I am reading the proof of Proposition 2.19 in Liu's book on Algebraic Geometry and Arithmetic Curves. The proposition is as follows:
Let $X$ be an algebraic variety over $k$, and let $K / k$ be a Galois extension with group $G$. Then the set of classes $G \backslash X(K)$ injects in $X$, and the set of fixed points $X(K)^G$ can be identified with $X(k)$.

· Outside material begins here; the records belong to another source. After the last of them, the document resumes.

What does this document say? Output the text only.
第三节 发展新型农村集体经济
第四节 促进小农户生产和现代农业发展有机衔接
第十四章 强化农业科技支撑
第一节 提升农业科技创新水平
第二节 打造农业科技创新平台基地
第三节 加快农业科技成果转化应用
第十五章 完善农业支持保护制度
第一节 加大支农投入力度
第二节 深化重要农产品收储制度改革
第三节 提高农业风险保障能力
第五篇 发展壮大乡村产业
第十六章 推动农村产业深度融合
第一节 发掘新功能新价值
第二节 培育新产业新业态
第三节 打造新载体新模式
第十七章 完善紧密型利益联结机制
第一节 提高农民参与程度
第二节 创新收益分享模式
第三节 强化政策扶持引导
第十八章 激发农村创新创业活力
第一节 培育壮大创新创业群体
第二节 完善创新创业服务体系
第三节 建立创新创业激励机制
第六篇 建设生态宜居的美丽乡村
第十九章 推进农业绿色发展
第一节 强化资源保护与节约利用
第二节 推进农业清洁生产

Here, $X(F)$ denotes the $F$-valued points of $X$, i.e. the morphisms of $k$-schemes from $\operatorname{Spec} F$ to $X$. In the couse of the proof, the author says that the natural action of $G$ on $\operatorname{Hom}_{k-algebras}(k(x), K)$ is transitive, where $k(x)$ is the residue field of some point $x \in X$ that is the image of an element of $X(K)$.
This seems like it should just be basic Galois theory, but I have a nagging doubt, since $k(x)$ will generally not be an algebraic extension of $k$. Can anyone give a proof that the action of the Galois group of $K / k$ on $k$-algebra homomorphisms from $A \to K$ is transitive for an arbitrary (maybe only finitely-generated?) $k$-algebra $A$, or a reference (a quick look through the algebra books on my shelf did not find this statement, but it must be somewhere if it's true)?
A $k$-map $\operatorname{Spec} F \to X$ is equivalent to a choice of point $x\in X$ and a map of residue fields $k(x)\to F$ (ref), so we get a composition of extensions $k\subset k(x) \subset F$. So if $F$ is algebraic over $k$ then $k(x)$ is also algebraic over $k$.